Two pseudonymous founders of the Bored Ape Yacht Club revealed
Two founders of the hugely popular NFT project, Bored Ape Yacht Club (BAYC) have had their real identities revealed in an article by Buzzfeed.
The founders, known by their online monikers as “Gordon Goner” and “Gargamel”, were revealed to be 32-year-old Greg Solano, and 35-year-old Wylie Aronow in an article by Katie Notopoulos, the senior technology reporter for BuzzFeed News.
In the article, Notopoulos wrote that Buzzfeed searched publicly available business records to find the identities of Solano and Aronow, and that, according to those records, Yuga Labs, the parent company of BAYC, had an address associated with Solano.
Notopoulos explains that “other records” linked Solano to Aronow, and stated the CEO of Yuga Labs, Nicole Muniz, confirmed to Buzzfeed the identities of both men.

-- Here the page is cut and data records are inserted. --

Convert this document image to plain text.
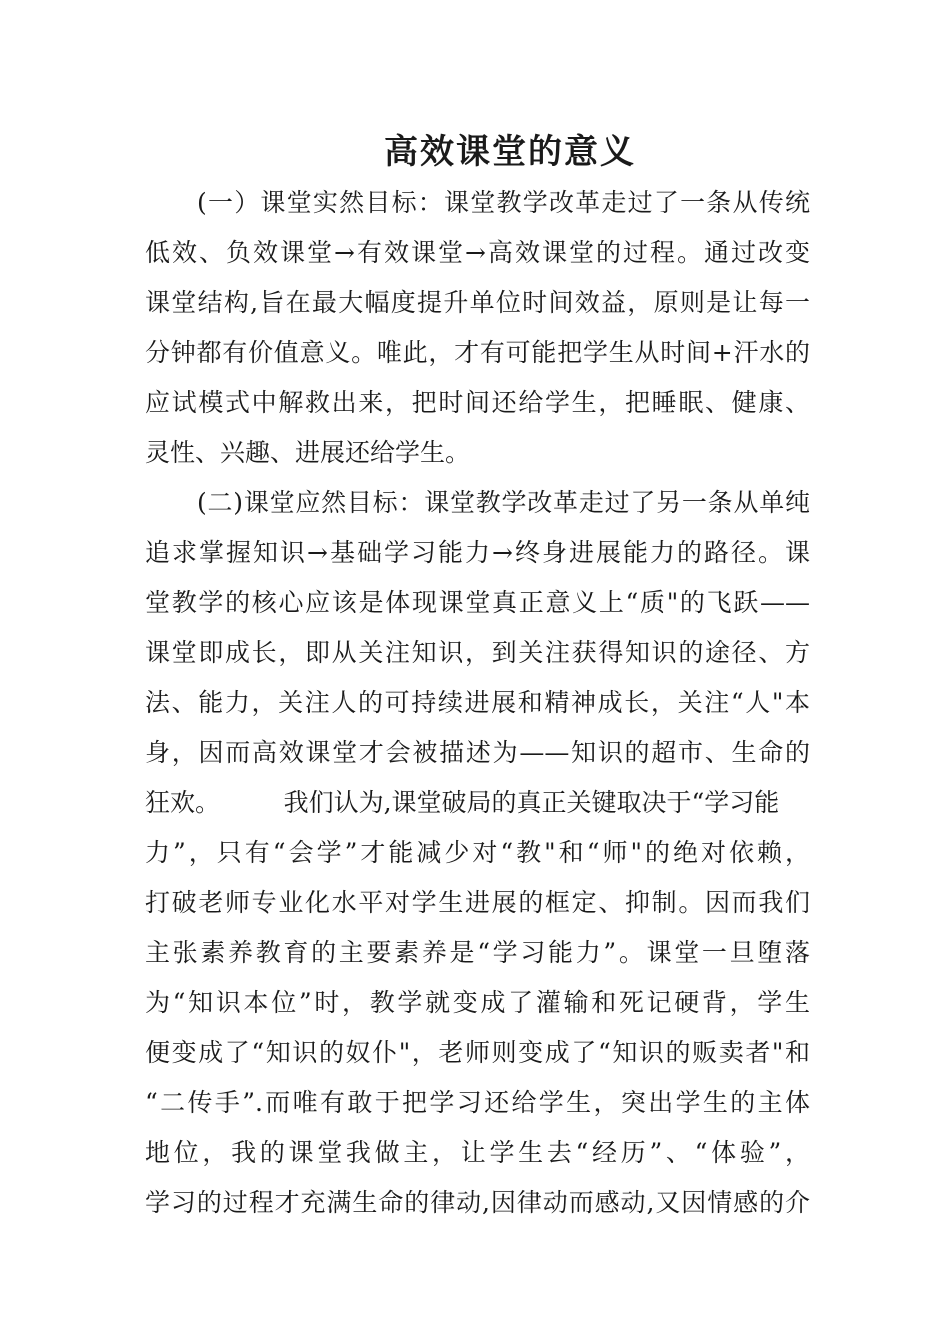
高效课堂的意义
(一）课堂实然目标：课堂教学改革走过了一条从传统
低效、负效课堂→有效课堂→高效课堂的过程。通过改变
课堂结构,旨在最大幅度提升单位时间效益，原则是让每一
分钟都有价值意义。唯此，才有可能把学生从时间+汗水的
应试模式中解救出来，把时间还给学生，把睡眠、健康、
灵性、兴趣、进展还给学生。
(二)课堂应然目标：课堂教学改革走过了另一条从单纯
追求掌握知识→基础学习能力→终身进展能力的路径。课
堂教学的核心应该是体现课堂真正意义上“质"的飞跃——
课堂即成长，即从关注知识，到关注获得知识的途径、方
法、能力，关注人的可持续进展和精神成长，关注“人"本
身，因而高效课堂才会被描述为——知识的超市、生命的
狂欢。        我们认为,课堂破局的真正关键取决于“学习能
力”，只有“会学”才能减少对“教"和“师"的绝对依赖，
打破老师专业化水平对学生进展的框定、抑制。因而我们
主张素养教育的主要素养是“学习能力”。课堂一旦堕落
为“知识本位”时，教学就变成了灌输和死记硬背，学生
便变成了“知识的奴仆"，老师则变成了“知识的贩卖者"和
“二传手”.而唯有敢于把学习还给学生，突出学生的主体
地位，我的课堂我做主，让学生去“经历”、“体验”，
学习的过程才充满生命的律动,因律动而感动,又因情感的介
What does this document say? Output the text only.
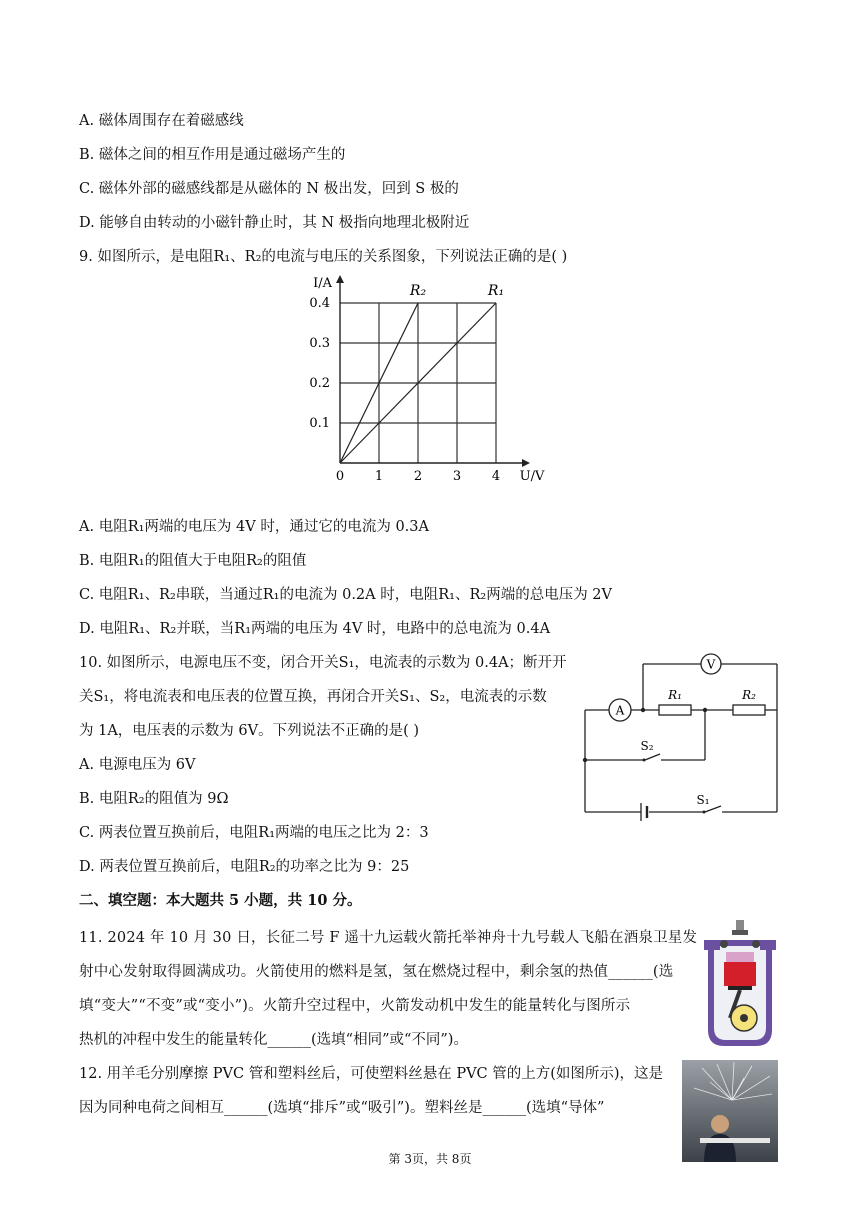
A. 磁体周围存在着磁感线
B. 磁体之间的相互作用是通过磁场产生的
C. 磁体外部的磁感线都是从磁体的 N 极出发，回到 S 极的
D. 能够自由转动的小磁针静止时，其 N 极指向地理北极附近
9. 如图所示，是电阻R₁、R₂的电流与电压的关系图象，下列说法正确的是( )
R₂	R₁
0 1 2 3 4
0.1
0.2
0.3
0.4
U/V
I/A
A. 电阻R₁两端的电压为 4V 时，通过它的电流为 0.3A
B. 电阻R₁的阻值大于电阻R₂的阻值
C. 电阻R₁、R₂串联，当通过R₁的电流为 0.2A 时，电阻R₁、R₂两端的总电压为 2V
D. 电阻R₁、R₂并联，当R₁两端的电压为 4V 时，电路中的总电流为 0.4A
10. 如图所示，电源电压不变，闭合开关S₁，电流表的示数为 0.4A；断开开
关S₁，将电流表和电压表的位置互换，再闭合开关S₁、S₂，电流表的示数
为 1A，电压表的示数为 6V。下列说法不正确的是( )
A. 电源电压为 6V
B. 电阻R₂的阻值为 9Ω
C. 两表位置互换前后，电阻R₁两端的电压之比为 2：3
D. 两表位置互换前后，电阻R₂的功率之比为 9：25
V
A
R₁	R₂
S₂
S₁
二、填空题：本大题共 5 小题，共 10 分。
11. 2024 年 10 月 30 日，长征二号 F 遥十九运载火箭托举神舟十九号载人飞船在酒泉卫星发
射中心发射取得圆满成功。火箭使用的燃料是氢，氢在燃烧过程中，剩余氢的热值______(选
填“变大”“不变”或“变小”)。火箭升空过程中，火箭发动机中发生的能量转化与图所示
热机的冲程中发生的能量转化______(选填“相同”或“不同”)。
12. 用羊毛分别摩擦 PVC 管和塑料丝后，可使塑料丝悬在 PVC 管的上方(如图所示)，这是
因为同种电荷之间相互______(选填“排斥”或“吸引”)。塑料丝是______(选填“导体”
第 3页，共 8页
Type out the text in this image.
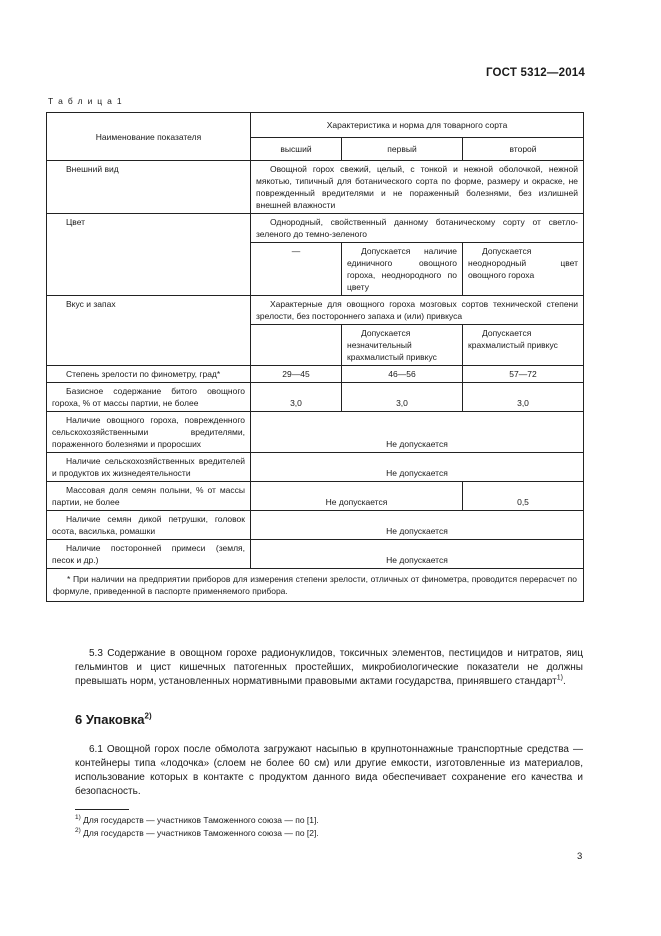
ГОСТ 5312—2014
Т а б л и ц а 1
Наименование показателя	Характеристика и норма для товарного сорта		
	высший	первый	второй
Внешний вид	Овощной горох свежий, целый, с тонкой и нежной оболочкой, нежной мякотью, типичный для ботанического сорта по форме, размеру и окраске, не поврежденный вредителями и не пораженный болезнями, без излишней внешней влажности		
Цвет	Однородный, свойственный данному ботаническому сорту от светло-зеленого до темно-зеленого		
	—	Допускается наличие единичного овощного гороха, неоднородного по цвету	Допускается неоднородный цвет овощного гороха
Вкус и запах	Характерные для овощного гороха мозговых сортов технической степени зрелости, без постороннего запаха и (или) привкуса		
		Допускается незначительный крахмалистый привкус	Допускается крахмалистый привкус
Степень зрелости по финометру, град*	29—45	46—56	57—72
Базисное содержание битого овощного гороха, % от массы партии, не более	3,0	3,0	3,0
Наличие овощного гороха, поврежденного сельскохозяйственными вредителями, пораженного болезнями и проросших	Не допускается		
Наличие сельскохозяйственных вредителей и продуктов их жизнедеятельности	Не допускается		
Массовая доля семян полыни, % от массы партии, не более	Не допускается		0,5
Наличие семян дикой петрушки, головок осота, василька, ромашки	Не допускается		
Наличие посторонней примеси (земля, песок и др.)	Не допускается		
* При наличии на предприятии приборов для измерения степени зрелости, отличных от финометра, проводится перерасчет по формуле, приведенной в паспорте применяемого прибора.			
5.3 Содержание в овощном горохе радионуклидов, токсичных элементов, пестицидов и нитратов, яиц гельминтов и цист кишечных патогенных простейших, микробиологические показатели не должны превышать норм, установленных нормативными правовыми актами государства, принявшего стандарт$^{1)}$.
6 Упаковка$^{2)}$
6.1 Овощной горох после обмолота загружают насыпью в крупнотоннажные транспортные средства — контейнеры типа «лодочка» (слоем не более 60 см) или другие емкости, изготовленные из материалов, использование которых в контакте с продуктом данного вида обеспечивает сохранение его качества и безопасность.
$^{1)}$ Для государств — участников Таможенного союза — по [1].
$^{2)}$ Для государств — участников Таможенного союза — по [2].
3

In response to the news, Solano and Aronow both posted to Twitter with images of themselves besides their BAYC NFTs, making the claim that they got “doxxed”, and contrasted the Web2 and Web3 versions of themselves.
Reaction to the article was mixed. Multiple crypto influencers criticised Buzzfeed revealing the identities, with many echoing the claim of “doxxing”, a slang term for when personal, or otherwise private information is published on the internet.
Popular cryptocurrency investor and co-host of the UpOnly crypto podcast, Cobie, tweeted to his over 630,000 followers his thoughts on the article, saying the piece was made for “clicks and ad revenue”.
Adam Hollander, BAYC owner, former Director of Gamification at Microsoft, and creator of an NFT project called “Hungry Wolves” told his 23,000 followers on Twitter that revealing the identities of the BAYC founders was “downright dangerous”.
Others stated that the reveal was in the public interest, citing that because the BAYC has such a large valuation, it places it on par with major corporations, the owners of which are required to be publicly disclosed.
Jeff Bercovici, Deputy business editor at the Los Angeles Times, stated his thoughts in a Twitter thread, saying that the BAYC will soon be valued at US$5 billion, and that alone makes their identities in the public interest and newsworthy.
There’s also the question on whether reporting on publicly available information is genuinely doxxing at all, even if it requires some sleuthing work to get to. Revealing a person’s name and public background – and that is all the Buzzfeed article does – is not really comparable to actual doxxing, which generally involves addresses, bank account details, and potentially even passports and social security numbers.
CryptoVista requested comment from Notopoulos, but did not hear back at time of writing.